Je tiens à préciser que je n’ai pas l’intention de faire une analyse de genre, mais simplement de proposer quelques idées sur l’enseignement de « certaines » femmes de l’élite. Il ne s’agit pas de faire une analyse structurelle de l’éducation des femmes dans l’Occident islamique ; le Dr Manuela Marín s’en est occupée dans son excellent livre, Las mujeres en al-Andalus, Madrid, CSIC, 1999.

Je voudrais souligner que, bien que les fuqahā’ préfèrent éduquer les femmes parce qu’elles ont droit aux mêmes droits à l’éducation que les hommes, certains désapprouvent qu’elles apprennent les mêmes matières, en particulier l’écriture, car ils estiment que cela pourrait nuire à leur bien-être (Al-Qābisī 1986, p. 292). Pour cette raison, leur éducation est limitée par rapport à celle des hommes.

L’éducation des femmes concernait des individus de différentes classes, mais je me concentrerai sur les deux suivantes : celles des familles dirigeantes et celles des familles érudites (Ibn Saḥnūn 1972, p. 37) de milieu urbain, comme l’a noté Ḥusayn Askān ( 2006, p. 36 ). Je trouve la classification de l’auteur assez intéressante. Dans le cas de la première classe, certaines filles de gouverneurs, selon leur position dans la hiérarchie de l’autorité, étaient connues pour leurs vastes connaissances, en particulier les filles des familles dirigeantes.

Certaines filles de ces familles atteignaient un statut important dans le monde du savoir, devenant des femmes érudites ou ‘alimas dans des matières telles que la littérature, comme Zaynab, la fille du calife Ya`qūb al-Manṣūr, qui excellait également en théologie ou ‘ilm al-kalām ( Askān 2006, p. 36 ). Cependant, les femmes qui bénéficiaient le plus de l’éducation étaient celles de la période précédente, à savoir les femmes almoravides. L’accès à l’éducation leur permettait d’atteindre un statut social élevé, dépassant dans certains cas celui des hommes. Il convient de prêter attention au témoignage d’al-Ḥasan al-Wazzān ( Al-Wazzān 1983, p. 116 ), qui rapporte que dans la ville Ṣanhājī de Tassit, les femmes étaient celles qui apprenaient et qui exerçaient la fonction d’enseignantes dans les écoles de garçons et de filles.

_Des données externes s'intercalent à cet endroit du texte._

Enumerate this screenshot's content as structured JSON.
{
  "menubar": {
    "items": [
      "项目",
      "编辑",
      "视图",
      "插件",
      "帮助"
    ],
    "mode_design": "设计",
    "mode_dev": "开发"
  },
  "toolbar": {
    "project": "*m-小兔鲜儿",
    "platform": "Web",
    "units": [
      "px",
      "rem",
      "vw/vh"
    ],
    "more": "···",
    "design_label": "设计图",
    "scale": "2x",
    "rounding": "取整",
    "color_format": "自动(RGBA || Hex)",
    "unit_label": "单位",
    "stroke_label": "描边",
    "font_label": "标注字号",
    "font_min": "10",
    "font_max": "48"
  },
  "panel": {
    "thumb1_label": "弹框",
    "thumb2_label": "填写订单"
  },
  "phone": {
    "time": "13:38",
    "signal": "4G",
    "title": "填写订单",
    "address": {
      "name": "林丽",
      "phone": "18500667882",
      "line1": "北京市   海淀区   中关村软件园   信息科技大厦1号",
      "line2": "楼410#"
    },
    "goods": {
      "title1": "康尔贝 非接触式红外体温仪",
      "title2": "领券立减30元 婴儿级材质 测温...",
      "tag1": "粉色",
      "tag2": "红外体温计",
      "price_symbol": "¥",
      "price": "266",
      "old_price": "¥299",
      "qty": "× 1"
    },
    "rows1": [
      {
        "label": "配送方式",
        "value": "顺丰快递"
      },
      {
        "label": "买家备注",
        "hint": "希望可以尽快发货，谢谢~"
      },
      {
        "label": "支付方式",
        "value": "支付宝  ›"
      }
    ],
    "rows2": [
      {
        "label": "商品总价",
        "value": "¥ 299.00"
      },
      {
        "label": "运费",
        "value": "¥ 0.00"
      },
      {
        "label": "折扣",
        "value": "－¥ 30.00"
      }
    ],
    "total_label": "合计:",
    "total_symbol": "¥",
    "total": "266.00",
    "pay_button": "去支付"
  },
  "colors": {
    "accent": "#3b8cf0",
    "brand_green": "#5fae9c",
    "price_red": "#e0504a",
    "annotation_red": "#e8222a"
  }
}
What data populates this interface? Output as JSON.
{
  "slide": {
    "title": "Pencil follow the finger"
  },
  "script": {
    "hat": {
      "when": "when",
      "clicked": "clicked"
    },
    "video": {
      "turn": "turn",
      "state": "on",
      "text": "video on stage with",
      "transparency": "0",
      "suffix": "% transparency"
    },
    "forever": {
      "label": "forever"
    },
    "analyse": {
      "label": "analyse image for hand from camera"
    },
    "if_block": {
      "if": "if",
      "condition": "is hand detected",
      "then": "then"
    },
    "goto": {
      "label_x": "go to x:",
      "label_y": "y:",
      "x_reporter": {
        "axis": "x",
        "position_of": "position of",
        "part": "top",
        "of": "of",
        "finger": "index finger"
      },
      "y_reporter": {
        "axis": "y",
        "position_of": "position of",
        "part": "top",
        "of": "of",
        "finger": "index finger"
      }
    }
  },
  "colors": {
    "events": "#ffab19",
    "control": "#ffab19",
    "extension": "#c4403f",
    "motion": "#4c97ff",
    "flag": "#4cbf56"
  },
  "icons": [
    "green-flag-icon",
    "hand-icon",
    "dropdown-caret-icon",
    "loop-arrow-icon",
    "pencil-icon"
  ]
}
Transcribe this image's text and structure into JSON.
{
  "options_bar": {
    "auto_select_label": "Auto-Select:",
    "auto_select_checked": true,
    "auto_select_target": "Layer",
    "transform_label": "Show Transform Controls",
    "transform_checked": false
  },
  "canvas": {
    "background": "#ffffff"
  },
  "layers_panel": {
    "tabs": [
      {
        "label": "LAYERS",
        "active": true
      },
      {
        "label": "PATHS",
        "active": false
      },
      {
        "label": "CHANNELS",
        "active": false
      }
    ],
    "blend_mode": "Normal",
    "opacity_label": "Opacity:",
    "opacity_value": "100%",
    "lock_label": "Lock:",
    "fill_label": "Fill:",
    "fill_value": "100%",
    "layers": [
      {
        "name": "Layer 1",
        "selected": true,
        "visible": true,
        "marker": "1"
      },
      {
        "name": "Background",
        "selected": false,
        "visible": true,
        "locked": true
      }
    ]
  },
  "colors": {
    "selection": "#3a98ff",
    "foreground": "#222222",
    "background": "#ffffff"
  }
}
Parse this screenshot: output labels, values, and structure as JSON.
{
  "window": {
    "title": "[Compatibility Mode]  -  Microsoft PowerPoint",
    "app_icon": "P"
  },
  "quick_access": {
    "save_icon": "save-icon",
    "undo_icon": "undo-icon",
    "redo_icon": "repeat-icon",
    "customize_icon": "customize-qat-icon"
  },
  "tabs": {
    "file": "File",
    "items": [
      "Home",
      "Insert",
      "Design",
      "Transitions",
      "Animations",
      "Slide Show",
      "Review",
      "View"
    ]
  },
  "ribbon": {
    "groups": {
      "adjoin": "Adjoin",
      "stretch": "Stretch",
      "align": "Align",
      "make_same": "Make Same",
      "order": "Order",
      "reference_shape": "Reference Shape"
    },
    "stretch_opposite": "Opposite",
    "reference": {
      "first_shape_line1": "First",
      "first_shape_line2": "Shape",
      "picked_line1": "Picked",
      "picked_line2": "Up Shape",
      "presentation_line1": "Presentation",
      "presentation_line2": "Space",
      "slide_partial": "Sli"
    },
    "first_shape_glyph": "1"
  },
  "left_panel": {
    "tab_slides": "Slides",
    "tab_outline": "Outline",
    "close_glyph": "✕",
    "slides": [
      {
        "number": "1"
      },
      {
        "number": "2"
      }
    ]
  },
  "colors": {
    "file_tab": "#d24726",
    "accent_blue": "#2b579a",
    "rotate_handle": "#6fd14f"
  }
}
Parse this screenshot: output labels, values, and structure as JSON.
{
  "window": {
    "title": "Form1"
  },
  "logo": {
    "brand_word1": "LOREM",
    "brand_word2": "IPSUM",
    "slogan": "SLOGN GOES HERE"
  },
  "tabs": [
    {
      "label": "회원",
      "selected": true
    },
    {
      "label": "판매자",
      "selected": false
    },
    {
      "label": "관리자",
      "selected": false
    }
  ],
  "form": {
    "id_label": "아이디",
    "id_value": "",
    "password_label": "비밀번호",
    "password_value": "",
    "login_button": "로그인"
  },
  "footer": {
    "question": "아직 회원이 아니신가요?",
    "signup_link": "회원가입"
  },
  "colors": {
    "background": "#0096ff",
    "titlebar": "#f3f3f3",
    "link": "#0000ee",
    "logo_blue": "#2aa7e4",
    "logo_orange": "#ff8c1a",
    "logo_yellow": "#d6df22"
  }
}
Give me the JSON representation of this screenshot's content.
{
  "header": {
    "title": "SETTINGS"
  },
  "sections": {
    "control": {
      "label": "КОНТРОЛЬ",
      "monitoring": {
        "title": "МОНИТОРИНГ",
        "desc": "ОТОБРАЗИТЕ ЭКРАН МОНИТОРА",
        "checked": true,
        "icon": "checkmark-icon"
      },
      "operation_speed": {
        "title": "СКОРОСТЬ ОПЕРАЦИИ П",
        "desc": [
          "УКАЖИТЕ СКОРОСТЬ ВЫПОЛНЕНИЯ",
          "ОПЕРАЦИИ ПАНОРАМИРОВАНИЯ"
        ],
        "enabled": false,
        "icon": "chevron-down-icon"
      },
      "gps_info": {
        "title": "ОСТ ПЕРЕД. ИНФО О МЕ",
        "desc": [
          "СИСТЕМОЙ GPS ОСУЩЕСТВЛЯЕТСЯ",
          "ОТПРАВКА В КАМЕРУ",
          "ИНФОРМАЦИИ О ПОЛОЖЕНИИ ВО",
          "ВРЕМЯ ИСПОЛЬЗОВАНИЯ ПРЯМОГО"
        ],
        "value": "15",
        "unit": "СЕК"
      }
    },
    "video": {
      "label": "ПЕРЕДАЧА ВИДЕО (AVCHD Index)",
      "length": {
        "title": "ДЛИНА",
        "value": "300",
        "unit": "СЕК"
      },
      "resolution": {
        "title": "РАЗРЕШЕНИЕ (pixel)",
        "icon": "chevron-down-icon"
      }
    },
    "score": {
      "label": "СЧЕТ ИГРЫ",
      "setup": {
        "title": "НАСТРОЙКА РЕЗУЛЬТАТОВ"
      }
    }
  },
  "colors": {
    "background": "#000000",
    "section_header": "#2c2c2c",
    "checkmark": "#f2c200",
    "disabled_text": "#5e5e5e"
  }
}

Quant à la deuxième catégorie, celle des femmes issues des familles urbaines, des efforts furent faits pour que ces femmes apprennent toutes les sciences étudiées par les hommes. Par exemple, la fille du fondateur de la première école de Ceuta, Abū l-Ḥasan al-Shārī (mort en 649/1252), reçut des cours de hadith de son père et devint experte dans sa transmission. Les femmes jouèrent un rôle crucial dans l’enseignement des enfants, notamment dans les matières de base comme le Coran et le hadith, entre autres.

Nous avons des traces d’un nombre significatif de femmes érudites, tant au Maghreb qu’en al-Andalus. La grande majorité d’entre elles, comme l’affirme M. Marín (Marín 2000, p. 651), « ont acquis leur savoir par le biais de liens familiaux ; leurs maîtres étaient, en même temps, leurs pères, leurs frères ou leurs maris. On trouve des références à des femmes qui enseignaient à d’autres femmes ou à la présence, dans les palais royaux, d’enseignantes qui éduquaient les filles des princes.

Sayyida bint `Abd al-Ghanī (morte en 647/1249), une experte du Coran dotée d’une excellente calligraphie, a consacré toute sa vie à ce travail, et a été remplacée par ses deux filles lorsque cela était nécessaire. Les deux types d’éducation – enseignement par l’intermédiaire de parents maḥram ou par des femmes érudites – confirment la tendance à la séparation des sexes dans la diffusion du savoir » (Marín 2000, p. 651). Cependant, d’autres informations suggèrent que cette ségrégation était relative, même si la séparation entre étudiants et étudiantes restait taboue, comme le conseillent toutes les sources arabes qui ont abordé le sujet.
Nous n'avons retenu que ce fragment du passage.